A lot of image recognition is about identifying patterns. Once Google’s AI thinks it has a good understanding of what links together the images you’ve uploaded, it can be used to look for that pattern in new uploads, spitting out a number for how well it thinks the new images match it. So our meteorologist would eventually be able to upload images as the weather changes, identifying clouds while continuing to train and improve the software.

Being able to recognize patterns at enormous scales has immense interdisciplinary value. Oncologists have trained machine learning systems on images of breast cancer cells so they can spot the disease earlier. Neuroscientists have used algorithms on MRI scans to predict language development in children. And Stanford researchers have applied similar software to predict race and voting patterns in cities by matching census data to the frequency of specific brands of cars.


Hopefully AutoML Vision will energize more projects like these. Because while early detection is potentially life-saving, this AI could also unearth new, as of yet unproven patterns and correlations.

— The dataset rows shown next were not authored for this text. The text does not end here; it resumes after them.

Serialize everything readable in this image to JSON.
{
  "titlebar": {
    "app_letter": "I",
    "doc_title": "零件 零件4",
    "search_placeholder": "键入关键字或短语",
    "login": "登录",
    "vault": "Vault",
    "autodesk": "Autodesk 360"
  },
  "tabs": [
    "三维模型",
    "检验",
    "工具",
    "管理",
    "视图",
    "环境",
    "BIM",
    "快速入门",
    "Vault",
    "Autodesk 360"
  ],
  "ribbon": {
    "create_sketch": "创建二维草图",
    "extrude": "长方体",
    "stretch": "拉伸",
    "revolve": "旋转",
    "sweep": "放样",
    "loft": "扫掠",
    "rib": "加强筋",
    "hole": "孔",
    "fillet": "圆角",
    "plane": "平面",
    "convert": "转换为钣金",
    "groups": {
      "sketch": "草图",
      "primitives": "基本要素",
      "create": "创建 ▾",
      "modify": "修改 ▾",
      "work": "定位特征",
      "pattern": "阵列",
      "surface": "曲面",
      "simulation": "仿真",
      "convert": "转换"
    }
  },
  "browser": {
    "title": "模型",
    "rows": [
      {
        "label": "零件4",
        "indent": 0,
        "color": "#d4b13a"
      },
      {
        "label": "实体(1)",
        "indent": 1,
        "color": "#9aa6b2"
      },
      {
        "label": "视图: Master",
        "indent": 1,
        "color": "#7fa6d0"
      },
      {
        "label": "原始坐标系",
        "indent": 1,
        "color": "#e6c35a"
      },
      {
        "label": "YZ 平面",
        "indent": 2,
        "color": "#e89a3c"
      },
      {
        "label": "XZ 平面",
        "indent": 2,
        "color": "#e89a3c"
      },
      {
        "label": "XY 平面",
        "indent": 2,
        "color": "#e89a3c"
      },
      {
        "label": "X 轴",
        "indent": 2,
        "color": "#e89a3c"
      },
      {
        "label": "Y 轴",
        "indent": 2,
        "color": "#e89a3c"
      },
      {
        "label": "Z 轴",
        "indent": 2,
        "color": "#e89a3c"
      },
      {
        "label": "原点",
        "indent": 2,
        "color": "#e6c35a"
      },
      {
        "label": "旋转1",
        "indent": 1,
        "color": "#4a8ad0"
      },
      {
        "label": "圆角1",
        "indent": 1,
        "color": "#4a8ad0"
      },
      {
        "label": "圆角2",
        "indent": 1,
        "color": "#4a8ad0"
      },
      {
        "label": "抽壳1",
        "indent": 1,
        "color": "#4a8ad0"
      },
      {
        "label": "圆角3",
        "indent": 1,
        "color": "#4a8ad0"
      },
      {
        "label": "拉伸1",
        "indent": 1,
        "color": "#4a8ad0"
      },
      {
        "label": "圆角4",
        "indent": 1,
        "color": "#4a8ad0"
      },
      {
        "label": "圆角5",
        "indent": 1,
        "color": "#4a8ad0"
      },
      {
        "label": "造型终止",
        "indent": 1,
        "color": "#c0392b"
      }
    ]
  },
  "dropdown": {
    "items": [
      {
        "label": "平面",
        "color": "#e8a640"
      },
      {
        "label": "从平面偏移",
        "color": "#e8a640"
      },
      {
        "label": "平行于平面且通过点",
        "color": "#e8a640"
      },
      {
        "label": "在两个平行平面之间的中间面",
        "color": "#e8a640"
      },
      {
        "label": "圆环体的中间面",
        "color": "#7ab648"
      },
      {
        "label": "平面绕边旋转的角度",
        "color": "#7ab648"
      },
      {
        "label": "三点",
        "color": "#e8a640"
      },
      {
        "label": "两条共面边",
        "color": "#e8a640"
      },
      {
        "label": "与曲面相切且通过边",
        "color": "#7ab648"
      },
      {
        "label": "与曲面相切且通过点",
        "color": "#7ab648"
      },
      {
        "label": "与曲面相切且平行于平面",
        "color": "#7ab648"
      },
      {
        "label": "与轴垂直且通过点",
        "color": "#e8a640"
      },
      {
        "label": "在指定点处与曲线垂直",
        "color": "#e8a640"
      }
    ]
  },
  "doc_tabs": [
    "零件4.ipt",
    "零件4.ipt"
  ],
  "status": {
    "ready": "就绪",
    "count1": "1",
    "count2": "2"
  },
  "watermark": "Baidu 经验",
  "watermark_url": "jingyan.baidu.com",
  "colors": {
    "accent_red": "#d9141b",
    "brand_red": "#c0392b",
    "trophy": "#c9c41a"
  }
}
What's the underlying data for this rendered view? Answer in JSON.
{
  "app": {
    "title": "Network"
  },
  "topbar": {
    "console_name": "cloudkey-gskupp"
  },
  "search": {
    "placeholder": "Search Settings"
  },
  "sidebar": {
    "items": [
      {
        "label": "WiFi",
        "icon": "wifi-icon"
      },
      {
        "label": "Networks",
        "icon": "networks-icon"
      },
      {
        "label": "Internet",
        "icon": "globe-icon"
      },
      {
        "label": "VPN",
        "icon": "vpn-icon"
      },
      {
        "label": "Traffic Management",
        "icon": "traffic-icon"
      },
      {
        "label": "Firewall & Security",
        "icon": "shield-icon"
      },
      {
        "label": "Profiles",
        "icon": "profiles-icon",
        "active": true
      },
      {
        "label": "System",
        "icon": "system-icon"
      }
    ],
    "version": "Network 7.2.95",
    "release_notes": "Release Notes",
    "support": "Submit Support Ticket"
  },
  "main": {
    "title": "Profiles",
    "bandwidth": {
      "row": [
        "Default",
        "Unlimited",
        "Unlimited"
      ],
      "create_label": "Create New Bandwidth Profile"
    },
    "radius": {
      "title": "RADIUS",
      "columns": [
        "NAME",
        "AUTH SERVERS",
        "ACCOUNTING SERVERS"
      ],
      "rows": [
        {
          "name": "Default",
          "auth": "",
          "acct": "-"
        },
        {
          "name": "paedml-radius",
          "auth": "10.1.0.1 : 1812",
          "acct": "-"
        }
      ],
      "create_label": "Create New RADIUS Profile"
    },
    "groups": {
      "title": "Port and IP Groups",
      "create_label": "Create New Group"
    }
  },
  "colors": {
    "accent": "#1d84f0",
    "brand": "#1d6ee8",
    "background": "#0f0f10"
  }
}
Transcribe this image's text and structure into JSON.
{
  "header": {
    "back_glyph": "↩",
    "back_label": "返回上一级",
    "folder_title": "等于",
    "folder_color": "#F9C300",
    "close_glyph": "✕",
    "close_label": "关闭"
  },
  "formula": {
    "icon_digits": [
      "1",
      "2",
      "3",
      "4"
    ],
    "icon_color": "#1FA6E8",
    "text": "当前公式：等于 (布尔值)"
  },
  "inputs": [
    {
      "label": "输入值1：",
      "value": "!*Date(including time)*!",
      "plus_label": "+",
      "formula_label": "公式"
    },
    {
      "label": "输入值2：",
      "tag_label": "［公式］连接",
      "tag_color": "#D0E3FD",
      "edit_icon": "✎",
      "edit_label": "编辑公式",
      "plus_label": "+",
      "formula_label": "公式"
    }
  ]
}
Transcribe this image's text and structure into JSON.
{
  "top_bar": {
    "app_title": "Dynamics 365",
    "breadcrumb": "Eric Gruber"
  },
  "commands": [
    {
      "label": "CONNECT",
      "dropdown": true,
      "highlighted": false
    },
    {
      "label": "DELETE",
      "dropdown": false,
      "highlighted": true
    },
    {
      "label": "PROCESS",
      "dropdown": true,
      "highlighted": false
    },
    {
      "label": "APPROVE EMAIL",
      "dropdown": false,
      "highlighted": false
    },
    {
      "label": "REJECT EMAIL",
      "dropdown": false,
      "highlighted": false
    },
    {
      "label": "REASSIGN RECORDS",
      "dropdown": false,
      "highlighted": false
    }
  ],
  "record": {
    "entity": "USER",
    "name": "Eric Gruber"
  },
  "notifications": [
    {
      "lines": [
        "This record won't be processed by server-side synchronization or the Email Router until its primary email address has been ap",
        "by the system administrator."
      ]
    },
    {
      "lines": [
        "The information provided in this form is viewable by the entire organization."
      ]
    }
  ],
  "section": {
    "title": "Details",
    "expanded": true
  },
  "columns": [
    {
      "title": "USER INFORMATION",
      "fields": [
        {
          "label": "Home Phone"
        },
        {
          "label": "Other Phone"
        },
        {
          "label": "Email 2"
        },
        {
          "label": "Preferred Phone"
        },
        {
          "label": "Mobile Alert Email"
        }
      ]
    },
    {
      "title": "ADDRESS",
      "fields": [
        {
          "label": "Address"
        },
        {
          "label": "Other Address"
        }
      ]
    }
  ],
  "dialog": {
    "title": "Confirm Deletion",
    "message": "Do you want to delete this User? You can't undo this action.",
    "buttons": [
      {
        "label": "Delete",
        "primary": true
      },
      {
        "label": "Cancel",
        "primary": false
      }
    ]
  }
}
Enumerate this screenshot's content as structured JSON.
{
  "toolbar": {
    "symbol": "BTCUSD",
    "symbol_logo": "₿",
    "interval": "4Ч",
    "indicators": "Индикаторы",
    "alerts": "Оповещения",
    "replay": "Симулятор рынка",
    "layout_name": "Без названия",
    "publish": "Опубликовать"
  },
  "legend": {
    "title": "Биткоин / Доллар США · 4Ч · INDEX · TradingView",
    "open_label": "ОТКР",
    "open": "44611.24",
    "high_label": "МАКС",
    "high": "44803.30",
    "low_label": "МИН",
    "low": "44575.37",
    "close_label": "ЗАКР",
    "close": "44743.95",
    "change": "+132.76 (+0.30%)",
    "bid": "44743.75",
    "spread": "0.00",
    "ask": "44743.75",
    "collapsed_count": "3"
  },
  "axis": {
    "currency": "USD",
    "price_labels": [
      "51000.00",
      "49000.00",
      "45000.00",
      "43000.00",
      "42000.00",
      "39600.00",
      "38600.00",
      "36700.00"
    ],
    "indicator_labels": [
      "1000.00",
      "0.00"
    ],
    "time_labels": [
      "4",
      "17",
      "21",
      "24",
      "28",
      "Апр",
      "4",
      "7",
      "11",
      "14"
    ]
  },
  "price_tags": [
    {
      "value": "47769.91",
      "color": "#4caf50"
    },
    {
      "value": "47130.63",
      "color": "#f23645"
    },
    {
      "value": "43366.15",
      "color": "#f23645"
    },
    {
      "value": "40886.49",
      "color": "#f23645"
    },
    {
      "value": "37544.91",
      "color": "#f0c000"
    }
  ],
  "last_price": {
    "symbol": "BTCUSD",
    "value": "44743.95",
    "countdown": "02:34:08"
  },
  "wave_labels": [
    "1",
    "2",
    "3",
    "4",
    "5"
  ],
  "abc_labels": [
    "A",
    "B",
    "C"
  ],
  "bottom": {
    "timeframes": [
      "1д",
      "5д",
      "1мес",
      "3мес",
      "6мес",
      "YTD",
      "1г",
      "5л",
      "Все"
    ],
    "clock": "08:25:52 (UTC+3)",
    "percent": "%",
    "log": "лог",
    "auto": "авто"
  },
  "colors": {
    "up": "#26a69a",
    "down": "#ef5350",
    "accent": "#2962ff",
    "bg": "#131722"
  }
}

In the hands of citizen scientists or investigative journalists, this could be transformative.

With AutoML Vision, the barrier to entry is primarily data collection—that is, capturing and correctly tagging thousands of images for training. There’s more ways to capture images than ever (via drones, cell phones, live feeds, or social media), but the means of capturing data is far from democratized. Hidden in the usual marketing speak of Google’s blog post, there’s a clear understanding that democratizing the technology could, eventually, reverberate through a number of fields.